AMD was able to fit 32MB in 36 mm^2 in 7nm, so if Apple made a similar SRAM in 5nm at the same size I've estimated for the M1 successor of 225 mm^2 it would hold 256 MB. If it had "only" the same 2 TBps in bandwidth AMD reached, that's 2 TBps per chiplet, which would be an amazing 8 TBps in a 4 chiplet Mac Pro! Of course, for the purposes of graphics, using SRAM would be wasteful, since the reduced latency isn't necessary. If they used eDRAM (i.e. DRAM which can be made in TSMC's standard logic processes) which is around 4x as dense, they'd get 1 GB per die or 4 GB in the high end Mac Pro. I don't know the bandwidth difference between SRAM and eDRAM, but 8 TBps is kind of ridiculous and probably couldn't be fully exploited anyway.

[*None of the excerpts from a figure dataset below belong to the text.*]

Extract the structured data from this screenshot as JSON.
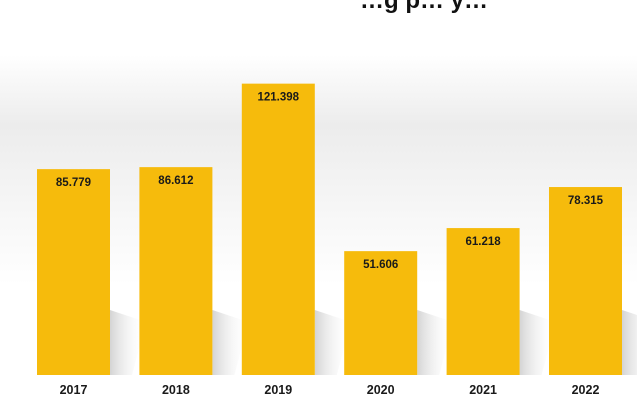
{
  "chart_data": {
    "type": "bar",
    "title": "…g p… y…",
    "categories": [
      "2017",
      "2018",
      "2019",
      "2020",
      "2021",
      "2022"
    ],
    "values": [
      85779,
      86612,
      121398,
      51606,
      61218,
      78315
    ],
    "data_labels": [
      "85.779",
      "86.612",
      "121.398",
      "51.606",
      "61.218",
      "78.315"
    ],
    "ylim": [
      0,
      130000
    ],
    "bar_color": "#f6bb0c",
    "grid": false,
    "legend": "none"
  }
}
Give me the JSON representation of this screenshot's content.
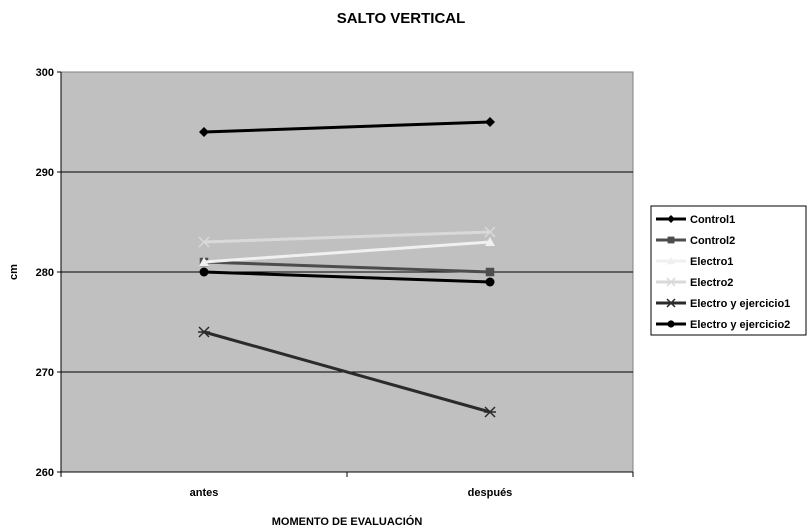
{
  "chart_data": {
    "type": "line",
    "title": "SALTO VERTICAL",
    "xlabel": "MOMENTO DE EVALUACIÓN",
    "ylabel": "cm",
    "categories": [
      "antes",
      "después"
    ],
    "ylim": [
      260,
      300
    ],
    "yticks": [
      260,
      270,
      280,
      290,
      300
    ],
    "grid": true,
    "legend_position": "right",
    "plot_background": "#c0c0c0",
    "series": [
      {
        "name": "Control1",
        "values": [
          294,
          295
        ],
        "color": "#000000",
        "marker": "diamond"
      },
      {
        "name": "Control2",
        "values": [
          281,
          280
        ],
        "color": "#4d4d4d",
        "marker": "square"
      },
      {
        "name": "Electro1",
        "values": [
          281,
          283
        ],
        "color": "#f0f0f0",
        "marker": "triangle"
      },
      {
        "name": "Electro2",
        "values": [
          283,
          284
        ],
        "color": "#d9d9d9",
        "marker": "x"
      },
      {
        "name": "Electro y ejercicio1",
        "values": [
          274,
          266
        ],
        "color": "#2b2b2b",
        "marker": "star"
      },
      {
        "name": "Electro y ejercicio2",
        "values": [
          280,
          279
        ],
        "color": "#000000",
        "marker": "circle"
      }
    ]
  }
}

One flaw in this plan is that 4 GB is not sufficient - Nvidia and AMD's highest end workstation GPUs have 32 or 48 GB of memory. However, Apple could stack multiple eDRAM dies per chiplet to reach whatever capacity is desired. I've figured previously based on TSMC's wafer pricing that Apple would be paying a little under $100 for a 225 mm^2 chip in 5nm, which if you add a bit to account for defects that can't be handled by redundancy we'll call exactly $100. So each eDRAM die of matching size would have similar cost - actually slightly better since the massive redundancy there should allow for essentially perfect yield but we'll still call it $100 since the math is easy. The question is, do they really need 48 GB like Nvidia's highest end workstation GPU? At essentially $100 per gigabyte that would be $4800 just in eDRAM dies!

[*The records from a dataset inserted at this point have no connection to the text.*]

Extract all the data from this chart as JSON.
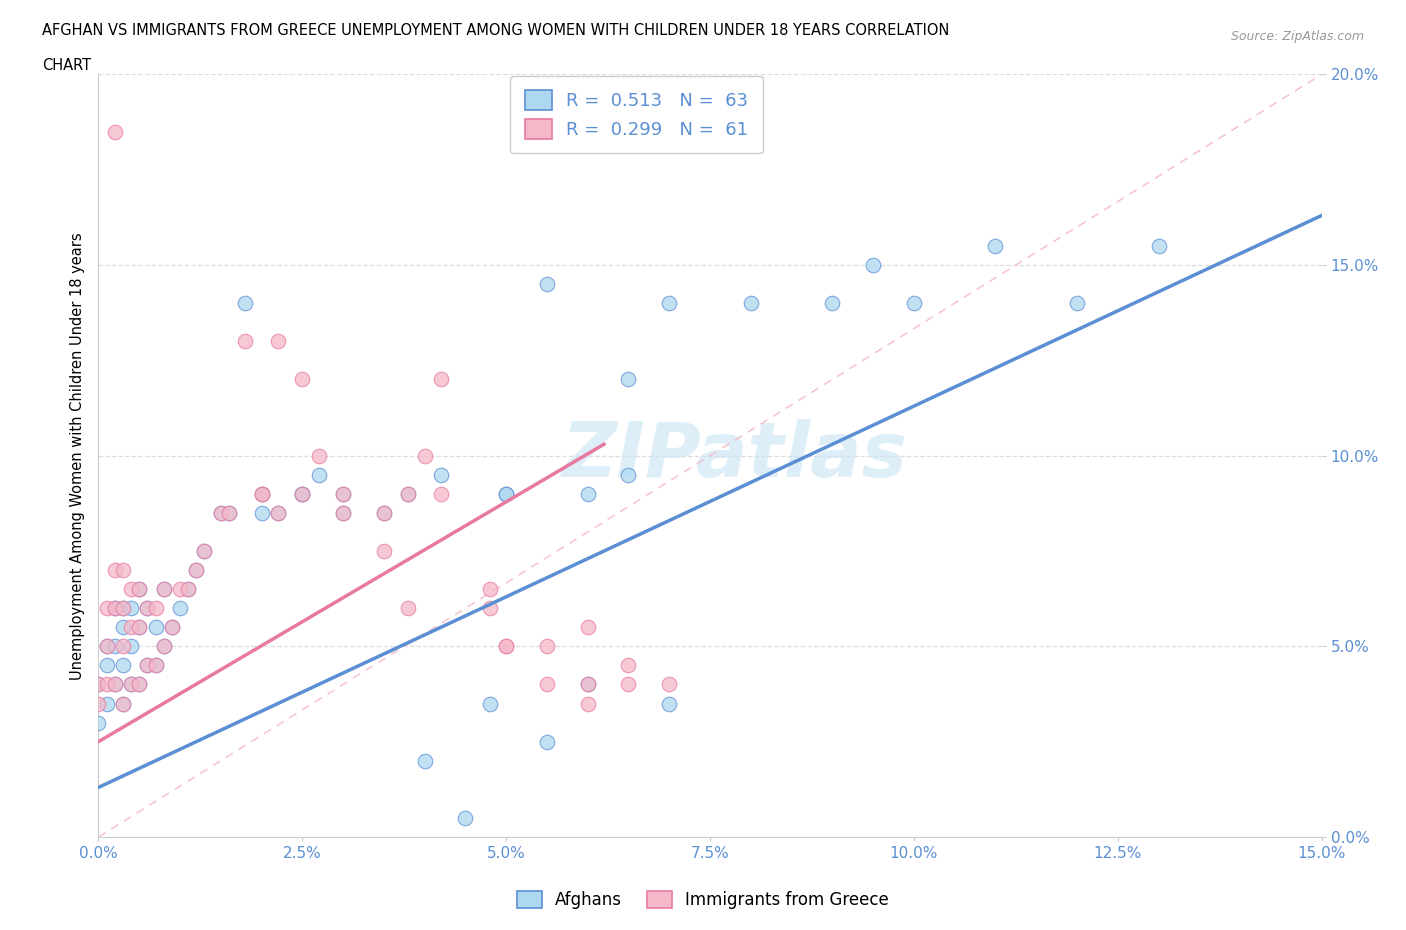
{
  "title_line1": "AFGHAN VS IMMIGRANTS FROM GREECE UNEMPLOYMENT AMONG WOMEN WITH CHILDREN UNDER 18 YEARS CORRELATION",
  "title_line2": "CHART",
  "source_text": "Source: ZipAtlas.com",
  "ylabel": "Unemployment Among Women with Children Under 18 years",
  "watermark": "ZIPatlas",
  "legend1_label": "Afghans",
  "legend2_label": "Immigrants from Greece",
  "R1": 0.513,
  "N1": 63,
  "R2": 0.299,
  "N2": 61,
  "color_blue": "#ADD8F0",
  "color_pink": "#F4B8C8",
  "line_blue": "#5B8FD4",
  "line_pink": "#E87A9F",
  "line_dash_color": "#F4B8C8",
  "xlim": [
    0.0,
    0.15
  ],
  "ylim": [
    0.0,
    0.2
  ],
  "xtick_vals": [
    0.0,
    0.025,
    0.05,
    0.075,
    0.1,
    0.125,
    0.15
  ],
  "ytick_vals": [
    0.0,
    0.05,
    0.1,
    0.15,
    0.2
  ],
  "blue_x": [
    0.0,
    0.0,
    0.001,
    0.001,
    0.001,
    0.002,
    0.002,
    0.002,
    0.003,
    0.003,
    0.003,
    0.003,
    0.004,
    0.004,
    0.004,
    0.005,
    0.005,
    0.005,
    0.006,
    0.006,
    0.007,
    0.007,
    0.008,
    0.008,
    0.009,
    0.01,
    0.011,
    0.012,
    0.013,
    0.015,
    0.016,
    0.018,
    0.02,
    0.022,
    0.025,
    0.027,
    0.03,
    0.035,
    0.038,
    0.042,
    0.048,
    0.05,
    0.055,
    0.06,
    0.065,
    0.07,
    0.02,
    0.025,
    0.03,
    0.04,
    0.045,
    0.05,
    0.055,
    0.065,
    0.07,
    0.08,
    0.09,
    0.095,
    0.1,
    0.11,
    0.12,
    0.13,
    0.06
  ],
  "blue_y": [
    0.03,
    0.04,
    0.035,
    0.045,
    0.05,
    0.04,
    0.05,
    0.06,
    0.035,
    0.045,
    0.055,
    0.06,
    0.04,
    0.05,
    0.06,
    0.04,
    0.055,
    0.065,
    0.045,
    0.06,
    0.045,
    0.055,
    0.05,
    0.065,
    0.055,
    0.06,
    0.065,
    0.07,
    0.075,
    0.085,
    0.085,
    0.14,
    0.085,
    0.085,
    0.09,
    0.095,
    0.09,
    0.085,
    0.09,
    0.095,
    0.035,
    0.09,
    0.025,
    0.04,
    0.095,
    0.035,
    0.09,
    0.09,
    0.085,
    0.02,
    0.005,
    0.09,
    0.145,
    0.12,
    0.14,
    0.14,
    0.14,
    0.15,
    0.14,
    0.155,
    0.14,
    0.155,
    0.09
  ],
  "pink_x": [
    0.0,
    0.0,
    0.001,
    0.001,
    0.001,
    0.002,
    0.002,
    0.002,
    0.003,
    0.003,
    0.003,
    0.003,
    0.004,
    0.004,
    0.004,
    0.005,
    0.005,
    0.005,
    0.006,
    0.006,
    0.007,
    0.007,
    0.008,
    0.008,
    0.009,
    0.01,
    0.011,
    0.012,
    0.013,
    0.015,
    0.016,
    0.018,
    0.02,
    0.022,
    0.025,
    0.027,
    0.03,
    0.035,
    0.038,
    0.042,
    0.048,
    0.05,
    0.055,
    0.06,
    0.065,
    0.07,
    0.002,
    0.02,
    0.022,
    0.025,
    0.03,
    0.035,
    0.038,
    0.04,
    0.042,
    0.048,
    0.05,
    0.055,
    0.06,
    0.06,
    0.065
  ],
  "pink_y": [
    0.035,
    0.04,
    0.04,
    0.05,
    0.06,
    0.04,
    0.06,
    0.07,
    0.035,
    0.05,
    0.06,
    0.07,
    0.04,
    0.055,
    0.065,
    0.04,
    0.055,
    0.065,
    0.045,
    0.06,
    0.045,
    0.06,
    0.05,
    0.065,
    0.055,
    0.065,
    0.065,
    0.07,
    0.075,
    0.085,
    0.085,
    0.13,
    0.09,
    0.085,
    0.09,
    0.1,
    0.09,
    0.085,
    0.09,
    0.09,
    0.06,
    0.05,
    0.04,
    0.04,
    0.045,
    0.04,
    0.185,
    0.09,
    0.13,
    0.12,
    0.085,
    0.075,
    0.06,
    0.1,
    0.12,
    0.065,
    0.05,
    0.05,
    0.035,
    0.055,
    0.04
  ],
  "blue_line_x": [
    0.0,
    0.15
  ],
  "blue_line_y": [
    0.013,
    0.163
  ],
  "pink_line_x": [
    0.0,
    0.062
  ],
  "pink_line_y": [
    0.025,
    0.103
  ]
}
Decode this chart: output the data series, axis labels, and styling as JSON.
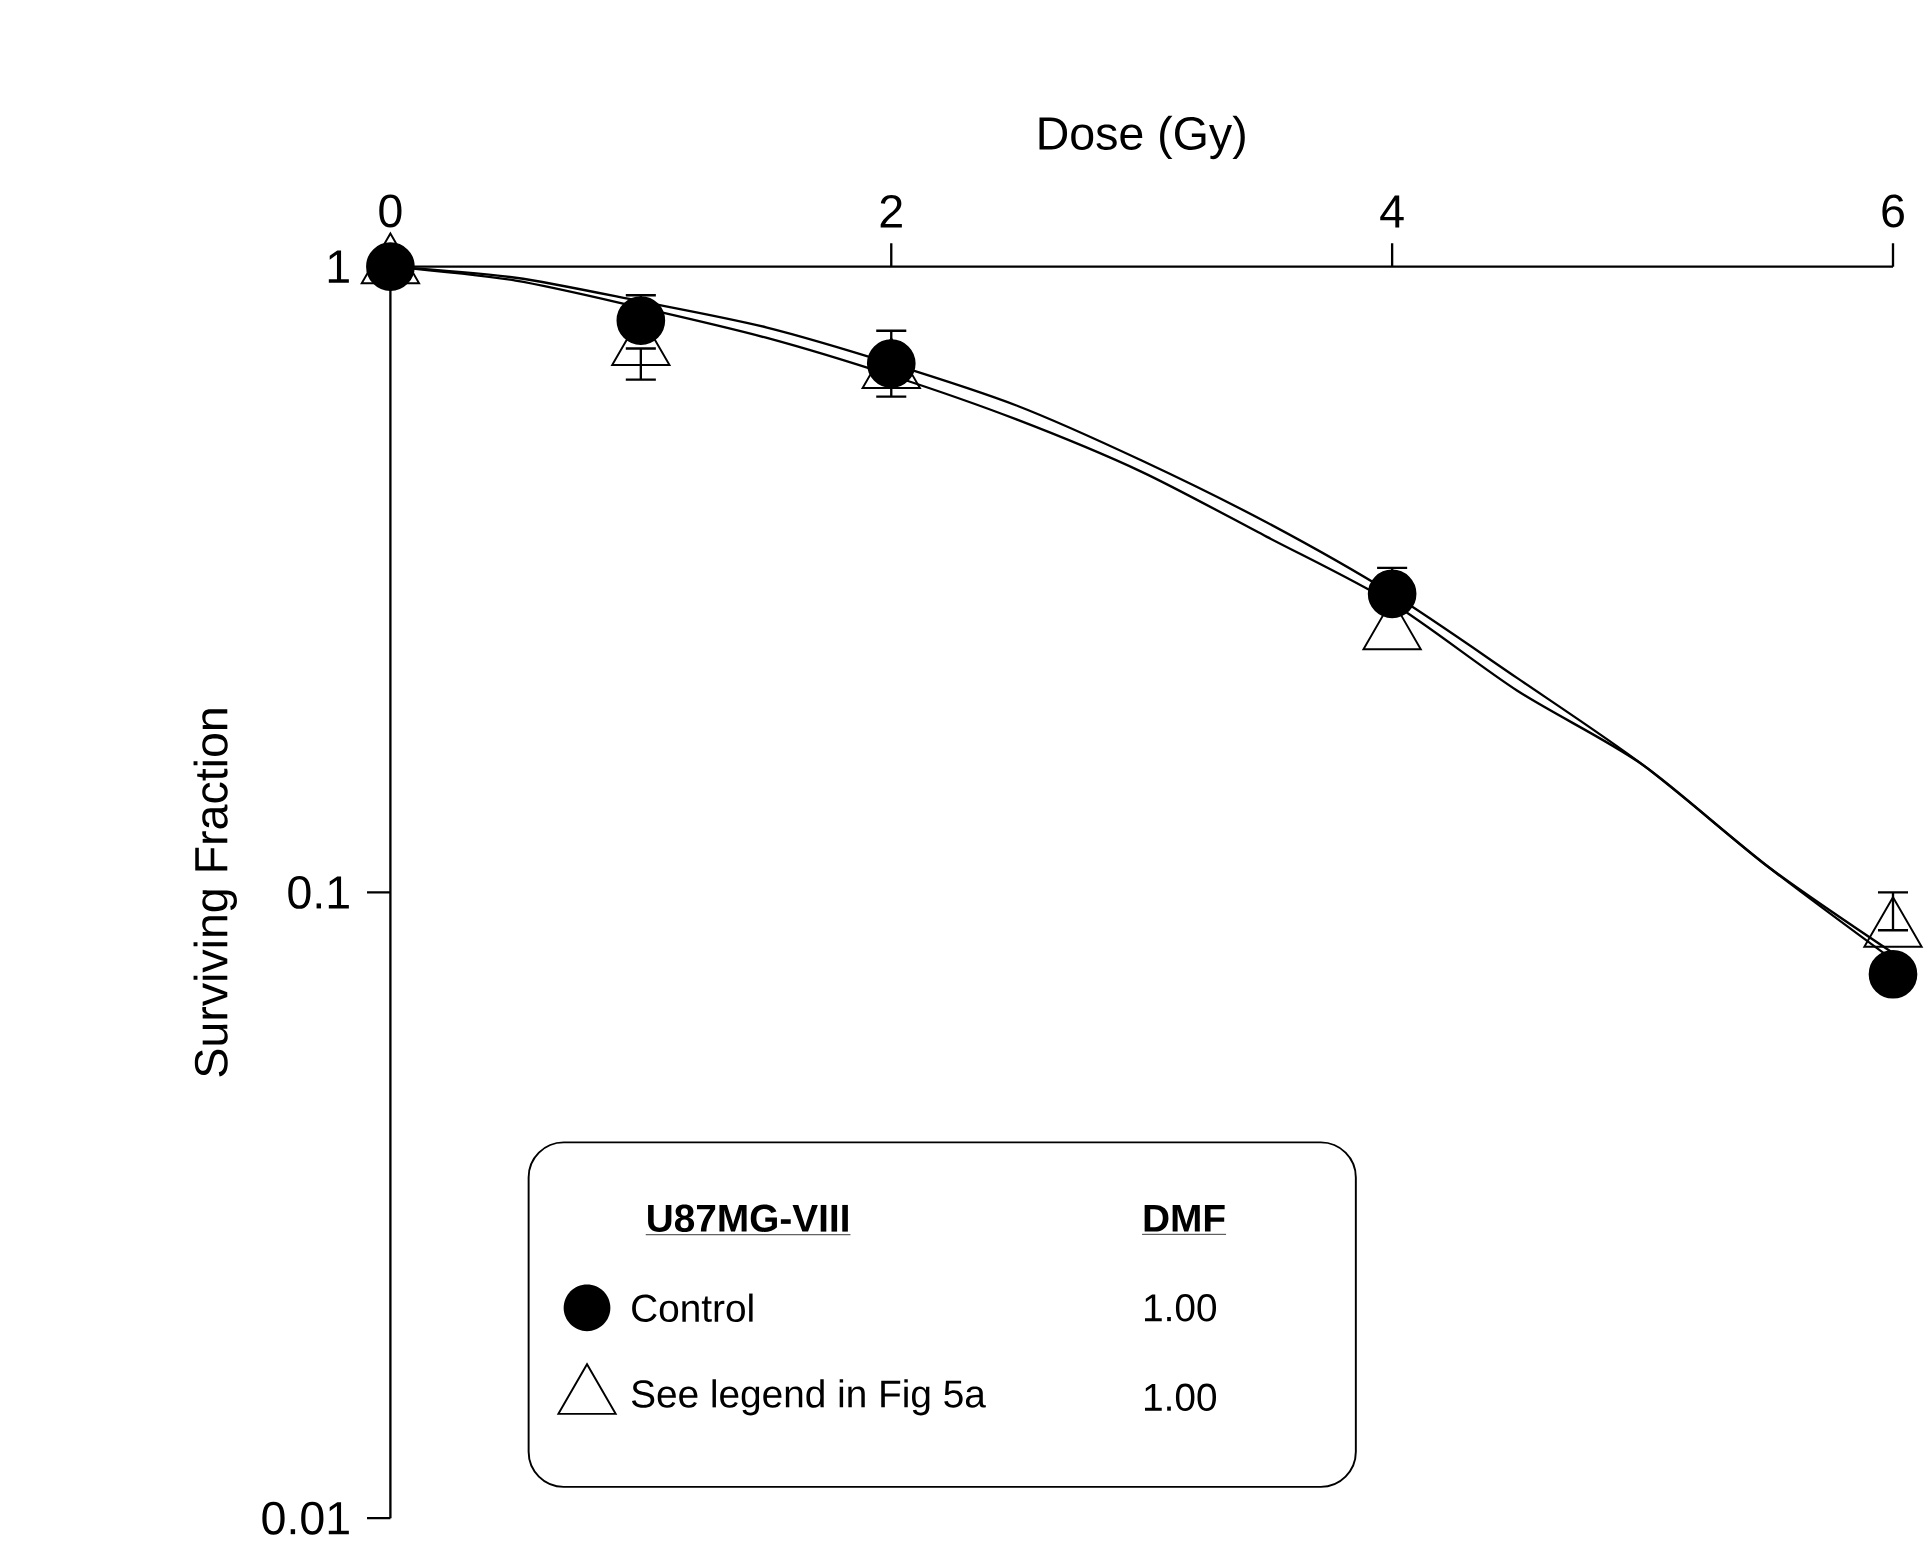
{
  "chart_data": {
    "type": "scatter",
    "xlabel": "Dose (Gy)",
    "ylabel": "Surviving Fraction",
    "legend_title": "U87MG-VIII",
    "xlim": [
      0,
      6
    ],
    "xticks": [
      0,
      2,
      4,
      6
    ],
    "ylim": [
      0.01,
      1
    ],
    "yticks": [
      0.01,
      0.1,
      1
    ],
    "log": "y",
    "legend": "bottom",
    "annotations": [
      "DMF",
      "1.00",
      "1.00"
    ],
    "series": [
      {
        "type": "line",
        "color": "#000000",
        "x": [
          0,
          0.5,
          1,
          1.5,
          2,
          2.5,
          3,
          3.5,
          4,
          4.5,
          5,
          5.5,
          6
        ],
        "values": [
          1.0,
          0.96,
          0.88,
          0.8,
          0.7,
          0.6,
          0.49,
          0.39,
          0.3,
          0.22,
          0.16,
          0.11,
          0.078
        ]
      },
      {
        "type": "line",
        "color": "#000000",
        "x": [
          0,
          0.5,
          1,
          1.5,
          2,
          2.5,
          3,
          3.5,
          4,
          4.5,
          5,
          5.5,
          6
        ],
        "values": [
          1.0,
          0.95,
          0.86,
          0.77,
          0.67,
          0.57,
          0.47,
          0.37,
          0.29,
          0.21,
          0.16,
          0.11,
          0.08
        ]
      },
      {
        "name": "Control",
        "color": "#000000",
        "marker": "circle",
        "x": [
          0,
          1,
          2,
          4,
          6
        ],
        "values": [
          1.0,
          0.82,
          0.7,
          0.3,
          0.074
        ],
        "errors": [
          null,
          [
            0.82,
            0.9
          ],
          [
            0.62,
            0.79
          ],
          [
            0.3,
            0.33
          ],
          null
        ]
      },
      {
        "name": "See legend in Fig 5a",
        "color": "#000000",
        "marker": "triangle",
        "x": [
          0,
          1,
          2,
          4,
          6
        ],
        "values": [
          1.0,
          0.74,
          0.68,
          0.26,
          0.087
        ],
        "errors": [
          null,
          [
            0.66,
            0.74
          ],
          null,
          null,
          [
            0.087,
            0.1
          ]
        ]
      }
    ]
  }
}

That's a LOT more expensive than GDDR6 which as far as I can tell seems to be closer to $10 per gigabyte, so while it doesn't make much difference in lower capacities the price gap gets really large once they get enough to compare to AMD & Nvidia's top end workstation GPUs. Here's where it gets interesting though - by vertically stacking Apple can get much higher bandwidth than they could with GDDR6 which would use standard DRAM channels for communication. That might not be enough to justify the added cost, but rolling your own DRAM also allows capabilities impossible for even AMD or Nvidia to exploit - they could embed computational capability in the eDRAM array. That's been talked about for many years as a potential way to greatly accelerate certain tasks, but hasn't really been possible since commodity DRAM so thoroughly dominates the market. Perhaps in the limited case of a tightly coupled GPU and VRAM its day might finally come.
If Apple felt the cost was worth it for whatever advantage it provides, they could select a few eDRAM capacity points for the lowest to highest end Mac Pro and Macbook Pro, and vary the number of eDRAM chips stacked per chiplet/SoC. So you calculate $100 per chiplet plus $100 per GB of eDRAM, and add $100 per chiplet/SoC/eDRAM stack for testing/packaging to get a rough estimate of Apple's costs. Despite the far higher cost for eDRAM vs GDDR6 it should still stay comfortably under what Apple pays for the low/medium/high end Intel CPU + AMD GPU in the currently Mac Pro and Macbook Pro, so the cost works.
So I can't find any way to rule this out, it fits as far as cost, Apple's technical ability and willingness to use TSMC's bleeding edge packaging, and Apple's willingness to roll their own solution and not be dependent on third party silicon if they can produce something better themselves. While going a more traditional direction with commodity DRAM of some sort is more likely, if you're willing to do your own CPU and GPU, why accept a commodity solution for DRAM if you have the ability to do much better?